The Olive River is a river located in the Cape York Peninsula of Far North Queensland, Australia.
The headwaters of the river rise in the Richardson Range, part of the Great Dividing Range, on the Cape York Peninsula. The river initially flows south-easterly and then veers north east and continues across the mostly uninhabited coastal plain and then white sand dunes eventually discharging into Temple Bay and the Coral Sea, north of Lockhart River. The river descends 55 metres (180 ft) over its 70-kilometre (43 mi) course.
The river has a catchment area of 2,056 square kilometres (794 sq mi) of which an area of 43 square kilometres (17 sq mi) is composed of estuarine wetlands.

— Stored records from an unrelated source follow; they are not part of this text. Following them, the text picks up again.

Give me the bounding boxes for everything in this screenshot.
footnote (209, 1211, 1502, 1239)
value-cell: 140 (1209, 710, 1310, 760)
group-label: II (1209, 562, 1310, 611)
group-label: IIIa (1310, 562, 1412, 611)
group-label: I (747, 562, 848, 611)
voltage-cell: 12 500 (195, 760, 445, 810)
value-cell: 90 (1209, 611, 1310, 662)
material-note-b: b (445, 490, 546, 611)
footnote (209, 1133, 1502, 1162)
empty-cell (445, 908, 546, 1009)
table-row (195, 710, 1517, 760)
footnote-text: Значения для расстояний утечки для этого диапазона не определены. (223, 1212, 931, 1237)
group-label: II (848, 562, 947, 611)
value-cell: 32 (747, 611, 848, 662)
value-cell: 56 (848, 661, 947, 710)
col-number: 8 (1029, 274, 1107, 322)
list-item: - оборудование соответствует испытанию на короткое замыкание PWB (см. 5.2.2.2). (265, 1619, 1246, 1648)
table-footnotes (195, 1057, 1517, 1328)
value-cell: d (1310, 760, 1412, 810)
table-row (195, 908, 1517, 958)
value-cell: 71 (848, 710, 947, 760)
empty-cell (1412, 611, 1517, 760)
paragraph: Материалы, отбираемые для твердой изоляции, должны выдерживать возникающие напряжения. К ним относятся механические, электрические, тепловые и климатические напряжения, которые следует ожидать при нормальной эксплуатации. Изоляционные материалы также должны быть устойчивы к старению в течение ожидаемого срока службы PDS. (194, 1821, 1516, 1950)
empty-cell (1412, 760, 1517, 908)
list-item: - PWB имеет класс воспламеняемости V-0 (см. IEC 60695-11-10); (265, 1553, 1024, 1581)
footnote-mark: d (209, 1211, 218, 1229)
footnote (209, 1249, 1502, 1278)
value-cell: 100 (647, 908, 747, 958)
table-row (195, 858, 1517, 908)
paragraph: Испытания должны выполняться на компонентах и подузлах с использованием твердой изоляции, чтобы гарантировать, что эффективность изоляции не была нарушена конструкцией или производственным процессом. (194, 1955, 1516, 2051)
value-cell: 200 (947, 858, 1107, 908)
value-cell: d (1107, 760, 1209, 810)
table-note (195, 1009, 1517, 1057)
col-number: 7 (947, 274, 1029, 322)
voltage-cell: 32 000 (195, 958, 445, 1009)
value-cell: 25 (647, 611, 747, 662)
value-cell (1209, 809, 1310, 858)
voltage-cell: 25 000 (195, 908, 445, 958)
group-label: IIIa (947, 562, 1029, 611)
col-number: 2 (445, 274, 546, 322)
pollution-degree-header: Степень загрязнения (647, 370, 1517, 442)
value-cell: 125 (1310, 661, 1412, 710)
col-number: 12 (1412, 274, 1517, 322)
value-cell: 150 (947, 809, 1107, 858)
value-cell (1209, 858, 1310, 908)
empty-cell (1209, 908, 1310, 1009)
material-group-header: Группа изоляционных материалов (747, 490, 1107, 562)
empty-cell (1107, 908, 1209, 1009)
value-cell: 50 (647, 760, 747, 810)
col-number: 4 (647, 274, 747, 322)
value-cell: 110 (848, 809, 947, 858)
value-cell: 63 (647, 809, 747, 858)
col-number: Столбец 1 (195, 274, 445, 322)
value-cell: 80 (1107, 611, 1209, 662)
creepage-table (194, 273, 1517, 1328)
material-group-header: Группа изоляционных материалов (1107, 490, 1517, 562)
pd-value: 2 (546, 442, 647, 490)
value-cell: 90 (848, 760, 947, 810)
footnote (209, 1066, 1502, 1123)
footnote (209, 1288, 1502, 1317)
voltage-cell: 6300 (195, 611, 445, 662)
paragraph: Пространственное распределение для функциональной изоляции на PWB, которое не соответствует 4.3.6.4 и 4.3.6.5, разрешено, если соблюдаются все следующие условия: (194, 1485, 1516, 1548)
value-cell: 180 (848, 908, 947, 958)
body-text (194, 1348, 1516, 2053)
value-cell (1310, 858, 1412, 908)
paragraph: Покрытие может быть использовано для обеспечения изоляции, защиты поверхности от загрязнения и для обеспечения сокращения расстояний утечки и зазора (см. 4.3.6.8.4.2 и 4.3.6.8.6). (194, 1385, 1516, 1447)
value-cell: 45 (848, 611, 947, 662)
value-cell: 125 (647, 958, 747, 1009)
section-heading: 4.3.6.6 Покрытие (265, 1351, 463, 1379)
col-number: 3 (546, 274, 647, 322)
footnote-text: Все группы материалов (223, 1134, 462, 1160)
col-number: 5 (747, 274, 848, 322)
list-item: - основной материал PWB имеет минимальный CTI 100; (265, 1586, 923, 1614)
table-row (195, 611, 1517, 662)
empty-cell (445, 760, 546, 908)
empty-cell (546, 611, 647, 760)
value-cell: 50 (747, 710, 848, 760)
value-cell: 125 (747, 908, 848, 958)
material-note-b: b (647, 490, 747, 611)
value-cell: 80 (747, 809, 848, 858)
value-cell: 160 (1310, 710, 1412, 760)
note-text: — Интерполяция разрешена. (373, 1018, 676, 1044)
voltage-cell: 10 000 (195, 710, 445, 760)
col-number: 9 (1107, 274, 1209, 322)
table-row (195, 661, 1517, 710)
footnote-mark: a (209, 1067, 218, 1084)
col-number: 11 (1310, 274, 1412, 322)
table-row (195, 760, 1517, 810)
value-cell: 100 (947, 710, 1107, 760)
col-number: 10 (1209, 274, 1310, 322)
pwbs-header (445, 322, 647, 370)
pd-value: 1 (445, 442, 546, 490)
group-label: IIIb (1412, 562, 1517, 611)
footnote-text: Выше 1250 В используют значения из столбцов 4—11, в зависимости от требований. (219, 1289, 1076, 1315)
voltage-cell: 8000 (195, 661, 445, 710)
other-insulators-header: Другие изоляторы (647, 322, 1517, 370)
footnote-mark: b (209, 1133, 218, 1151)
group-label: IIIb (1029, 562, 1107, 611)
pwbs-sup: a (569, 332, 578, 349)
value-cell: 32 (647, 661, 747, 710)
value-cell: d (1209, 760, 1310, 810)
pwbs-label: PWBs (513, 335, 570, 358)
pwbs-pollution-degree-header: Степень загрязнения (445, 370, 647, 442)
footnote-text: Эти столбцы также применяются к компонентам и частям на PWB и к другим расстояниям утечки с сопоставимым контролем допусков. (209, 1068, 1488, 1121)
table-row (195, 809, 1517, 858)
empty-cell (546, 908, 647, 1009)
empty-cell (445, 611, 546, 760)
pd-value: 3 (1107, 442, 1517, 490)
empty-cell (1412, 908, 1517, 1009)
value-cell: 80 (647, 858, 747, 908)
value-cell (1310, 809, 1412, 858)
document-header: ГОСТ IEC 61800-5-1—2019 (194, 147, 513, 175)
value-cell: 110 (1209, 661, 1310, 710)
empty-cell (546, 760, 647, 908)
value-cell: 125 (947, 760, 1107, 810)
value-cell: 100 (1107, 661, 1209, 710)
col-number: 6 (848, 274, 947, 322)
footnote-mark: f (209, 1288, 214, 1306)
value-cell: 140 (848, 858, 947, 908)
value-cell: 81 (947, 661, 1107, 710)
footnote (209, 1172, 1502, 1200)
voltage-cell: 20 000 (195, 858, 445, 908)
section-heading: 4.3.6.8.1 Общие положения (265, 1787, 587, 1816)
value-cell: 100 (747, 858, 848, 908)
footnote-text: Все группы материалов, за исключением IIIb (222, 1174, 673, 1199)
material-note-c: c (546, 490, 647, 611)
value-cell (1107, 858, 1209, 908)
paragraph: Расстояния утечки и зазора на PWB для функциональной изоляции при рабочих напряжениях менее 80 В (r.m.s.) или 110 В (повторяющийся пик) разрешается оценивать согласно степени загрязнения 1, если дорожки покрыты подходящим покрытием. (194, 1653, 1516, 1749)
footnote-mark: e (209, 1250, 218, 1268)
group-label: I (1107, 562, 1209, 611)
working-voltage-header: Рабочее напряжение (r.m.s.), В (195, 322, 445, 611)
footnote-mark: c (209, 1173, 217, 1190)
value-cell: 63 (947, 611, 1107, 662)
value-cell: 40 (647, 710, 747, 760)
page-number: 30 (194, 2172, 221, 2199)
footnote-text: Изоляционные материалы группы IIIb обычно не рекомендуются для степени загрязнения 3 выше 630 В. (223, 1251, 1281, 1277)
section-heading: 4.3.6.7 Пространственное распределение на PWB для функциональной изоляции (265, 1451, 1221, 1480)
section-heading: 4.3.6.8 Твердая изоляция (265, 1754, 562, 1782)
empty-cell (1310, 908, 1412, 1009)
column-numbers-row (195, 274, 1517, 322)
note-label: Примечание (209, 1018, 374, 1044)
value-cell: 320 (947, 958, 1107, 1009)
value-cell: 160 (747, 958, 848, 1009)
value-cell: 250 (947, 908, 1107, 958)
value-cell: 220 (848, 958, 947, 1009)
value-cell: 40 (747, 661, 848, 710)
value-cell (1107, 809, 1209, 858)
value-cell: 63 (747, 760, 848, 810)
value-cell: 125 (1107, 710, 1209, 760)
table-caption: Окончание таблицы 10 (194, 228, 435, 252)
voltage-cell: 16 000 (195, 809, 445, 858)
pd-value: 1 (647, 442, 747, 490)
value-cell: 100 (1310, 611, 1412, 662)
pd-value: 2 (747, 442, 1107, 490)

The traditional owners of the area are the Wuthahti and Kuuku-ya’u peoples who maintain strong spiritual connections with their country. In 2009 the Federal Court granted native title rights over 1,980 square kilometres (760 sq mi) of land and waters north of the town of Lockhart River and north to the mouth of the Olive River, inclusive of part of the Forbes Islands National Park, the Quoin Island National Park and the Piper Islands National Park. The area was visited by HMS Paluma as part of a hydrographic survey conducted by the Admiralty in 1893 it is thought to either have been named after a Mayor of Cooktown or the characteristic tea coloured water in the river.
The riparian vegetation are home to many species only found on Cape York Peninsula including the threatened cycad plant, Cycas silvestris.